One-fifth of New Orleans' citizens live below the poverty line. That was one of the most devastating factors in Hurricane Katrina, because these U.S. citizens had no mode of transportation with which to evacuate the city.

This blatantly obvious injustice continues to be overlooked by at least part of our federal government, however.

Our own representative Marilyn Musgrave and President Bush have ensured that New Orleanians will earn low wages during reconstruction efforts.

In the weeks after Hurricane Katrina, while many members of Congress were questioning what went wrong, Musgrave was taking action. She petitioned President Bush to suspend the "burdensome Davis-Bacon mandates" on all federally financed construction in areas ravaged by Hurricane Katrina.

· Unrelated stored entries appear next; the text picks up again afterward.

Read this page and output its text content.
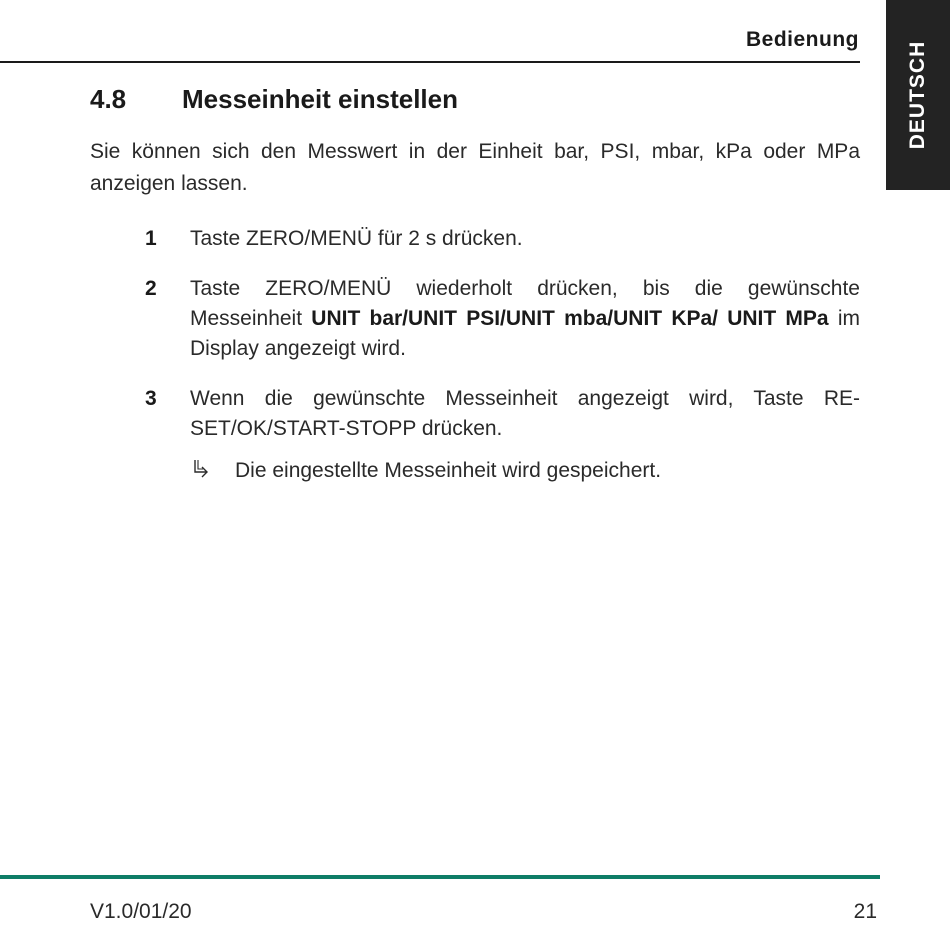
Bedienung
DEUTSCH
4.8 Messeinheit einstellen
Sie können sich den Messwert in der Einheit bar, PSI, mbar, kPa oder MPa anzeigen lassen.
1 Taste ZERO/MENÜ für 2 s drücken.
2 Taste ZERO/MENÜ wiederholt drücken, bis die gewünschte Messeinheit UNIT bar/UNIT PSI/UNIT mba/UNIT KPa/ UNIT MPa im Display angezeigt wird.
3 Wenn die gewünschte Messeinheit angezeigt wird, Taste RE-SET/OK/START-STOPP drücken.
Die eingestellte Messeinheit wird gespeichert.
V1.0/01/20	21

According to a press release at http://musgrave.house.gov, Musgrave argued in a letter to the president that the two-week delay between the time contractors make a request and receive wage information for federally financed jobs is too long.

Coincidently, the Davis-Bacon mandates also require that employees be paid a fair wage.

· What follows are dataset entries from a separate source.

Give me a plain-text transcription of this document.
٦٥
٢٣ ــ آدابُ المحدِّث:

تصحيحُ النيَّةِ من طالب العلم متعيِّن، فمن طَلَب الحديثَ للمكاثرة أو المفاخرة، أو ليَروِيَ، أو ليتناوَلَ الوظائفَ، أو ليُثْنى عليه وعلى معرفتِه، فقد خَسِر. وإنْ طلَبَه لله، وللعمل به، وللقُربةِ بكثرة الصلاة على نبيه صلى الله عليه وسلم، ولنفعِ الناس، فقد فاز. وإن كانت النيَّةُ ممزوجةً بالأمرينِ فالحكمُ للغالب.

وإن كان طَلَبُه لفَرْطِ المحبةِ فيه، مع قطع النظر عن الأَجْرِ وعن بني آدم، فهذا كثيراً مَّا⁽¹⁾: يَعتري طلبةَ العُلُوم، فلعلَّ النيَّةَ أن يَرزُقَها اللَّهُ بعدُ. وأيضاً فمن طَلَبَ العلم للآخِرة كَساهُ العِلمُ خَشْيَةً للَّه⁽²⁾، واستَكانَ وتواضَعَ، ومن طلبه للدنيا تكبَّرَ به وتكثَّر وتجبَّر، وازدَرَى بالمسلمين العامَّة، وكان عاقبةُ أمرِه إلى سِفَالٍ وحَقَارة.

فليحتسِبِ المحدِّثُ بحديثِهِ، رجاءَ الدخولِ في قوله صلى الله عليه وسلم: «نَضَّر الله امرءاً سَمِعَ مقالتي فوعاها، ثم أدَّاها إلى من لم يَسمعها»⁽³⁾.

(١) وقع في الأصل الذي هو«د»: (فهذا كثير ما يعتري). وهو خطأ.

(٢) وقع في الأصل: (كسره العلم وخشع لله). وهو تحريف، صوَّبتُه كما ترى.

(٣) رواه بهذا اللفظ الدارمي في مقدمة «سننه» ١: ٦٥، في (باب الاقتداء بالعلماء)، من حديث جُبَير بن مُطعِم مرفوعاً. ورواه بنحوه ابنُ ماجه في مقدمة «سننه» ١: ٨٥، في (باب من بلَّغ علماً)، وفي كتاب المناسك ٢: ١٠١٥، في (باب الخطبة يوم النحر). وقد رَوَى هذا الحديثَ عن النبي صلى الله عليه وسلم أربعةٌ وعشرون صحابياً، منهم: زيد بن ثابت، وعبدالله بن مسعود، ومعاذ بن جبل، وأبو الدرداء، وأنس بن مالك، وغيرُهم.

"The minimum wages shall be based on the wages the Secretary of Labor determines to be prevailing for the corresponding classes of laborers and mechanics employed on projects of a character similar to the contract work in the civil subdivision of the State in which the work is to be performed," states Title 40 Subtitle II, Part A, Chapter 31, Subchapter IV, Section 3142b of the United States Code.

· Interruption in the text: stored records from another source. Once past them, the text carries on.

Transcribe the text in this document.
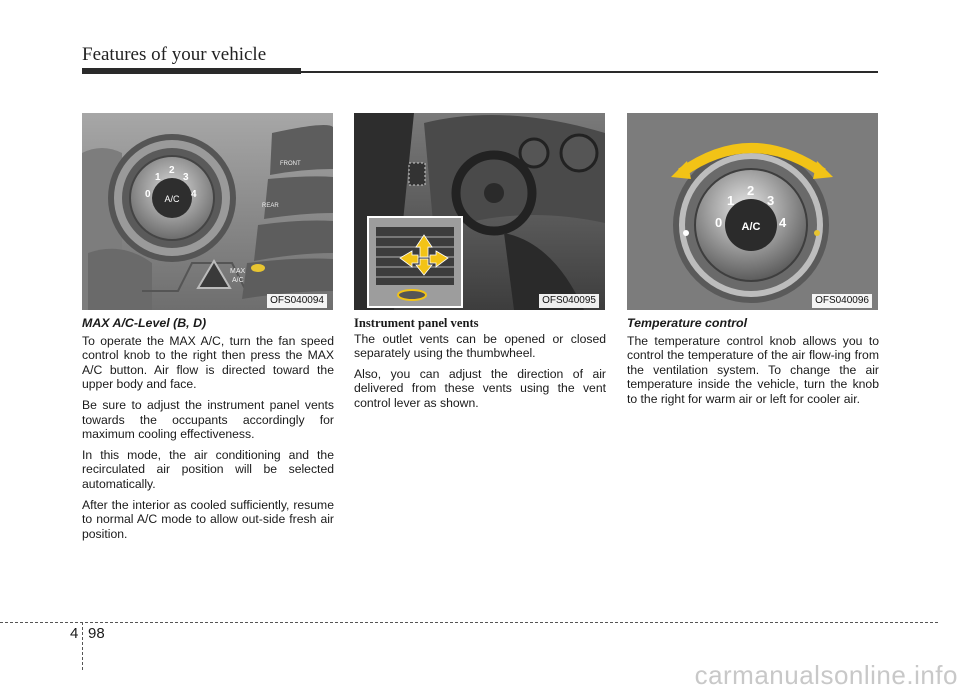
Features of your vehicle
A/C
0
1
2
3
4
FRONT
REAR
MAX
A/C
OFS040094	OFS040095
A/C
0
1
2
3
4
OFS040096

MAX A/C-Level (B, D)

To operate the MAX A/C, turn the fan speed control knob to the right then press the MAX A/C button. Air flow is directed toward the upper body and face.

Be sure to adjust the instrument panel vents towards the occupants accordingly for maximum cooling effectiveness.

In this mode, the air conditioning and the recirculated air position will be selected automatically.

After the interior as cooled sufficiently, resume to normal A/C mode to allow out-side fresh air position.

Instrument panel vents

The outlet vents can be opened or closed separately using the thumbwheel.

Also, you can adjust the direction of air delivered from these vents using the vent control lever as shown.

Temperature control

The temperature control knob allows you to control the temperature of the air flow-ing from the ventilation system. To change the air temperature inside the vehicle, turn the knob to the right for warm air or left for cooler air.

4 98
carmanualsonline.info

In other words, usually the Secretary of Labor would decide what most construction workers typically make in New Orleans. This would be the minimum government hired contractors could pay their employees.

Now with this section suspended, workers in New Orleans who have waded through toxic water, who have had their homes flooded and destroyed, who may have nothing left to their name, could legally be hired to work for minimum wage – $5.15 an hour – in order to rebuild the city and socioeconomic system that almost killed them.

Representative Musgrave argues this saves contractors money.

I very much doubt there are many contractors in New Orleans living below the poverty line. I do not feel much need to save Halliburton money (they already have a reconstruction contract in Louisiana).

Some might argue that market competition would drive wages up. But if that was the case, competition would drive fair wages even higher and help the working class to make even more money.

Likewise for raises: a worker who did a good job might be given a 10 percent raise. If the starting pay was fair, say $9.50, they would get a raise to $10.45. But at minimum wage, the increase is $5.15 to $5.67.

President Bush certainly isn't yielding to congressional pressure. Only 34 house representatives joined Musgrave in petitioning the president. That's eight percent of the house alone.

All of a sudden, conserving money seems to be an important topic to President Bush – as long as the high and middle classes are still getting tax cuts. Thus, the government saves money by paying federal construction workers almost half what they would usually be paid.

Two weeks is not much time to hold up a reconstruction project. The only legitimate argument is that paying workers less will save the government money. There's a better way to do that.

The president and Republican controlled Congress need to raise taxes. Our country is fighting a foreign war, rebuilding parts of the South, transporting 1.3 million people out of eastern Texas, and fighting a war on terror. This is not the time for a tax cut.

In the 2004 presidential race, Bush said he would exercise better fiscal conservancy. It's time he was held to his promise.

Ben Bleckley is a senior English major. His columns run on Mondays.